We also have a third group of clients who were not randomized into a counselling style intervention because they expressed a strong preference for a particular method (they wanted to renew it, or already had been counselled on it) and did not want/need to sit through a full counselling session. Such clients are counseled on their preferred method first and only if there is a contraindication or the client changes her mind, then other methods are discussed. These clients are part of our randomized discount intervention but not the counseling one.
The app we developed is on a survey platform.
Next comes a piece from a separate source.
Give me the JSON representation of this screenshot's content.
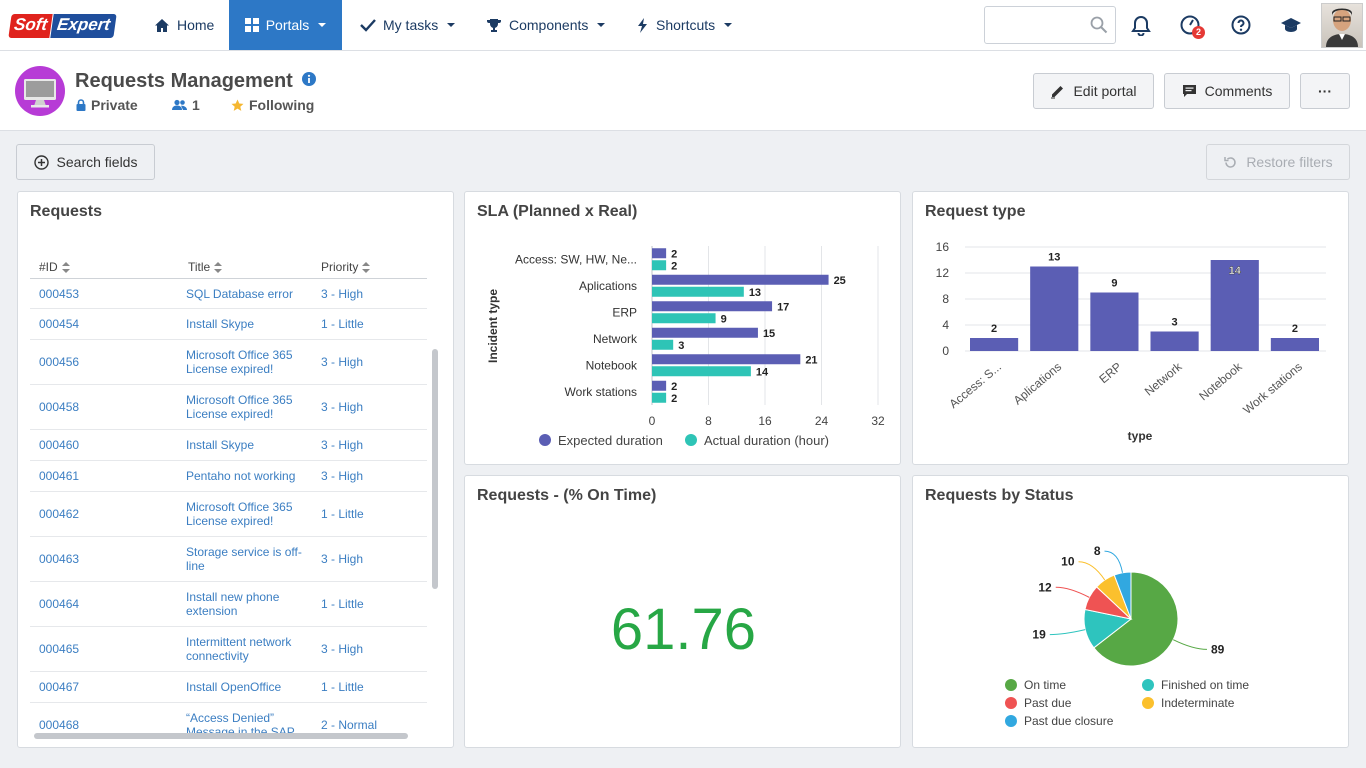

It can be conducted in multiple languages (our nurses work in French and English, for example). It can be adapted to different contexts and the underlying ranking algorithm can be adjusted to give different weights to different aspects of the method and to incorporate other criteria not currently considered by the app (but, of course, discussed by the nurses: it is important to remember that the app is a job-support tool and not a replacement for a well-trained counselor). With some adjustments, it can also be used as an online tool for people to get a sense of their preferred options (to then discuss with their provider) or as a waiting room app on a tablet at the clinic. Please contact us if you would like to use it in your practice or as part of another study.
If you want to wait until you have seen the evidence on the relative effectiveness of these counseling approaches (and discounts, the discussion of which I also defer until next week, as this post is getting long), please be back here on Monday. Or, just read the working paper and leave questions in the comments section.
[1] The study protocols received administrative authorization from the MoH, along with IRB approvals and renewals from the “Comité National d’Ethique de la Recherche pour la Santé Humaine”, annually since 2018. The study is registered at clinicaltrials.gov (NCT03733678) and the AEA RCT registry (AEARCTR-0003514), where a pre-analysis plan for the adaptive trial can be found.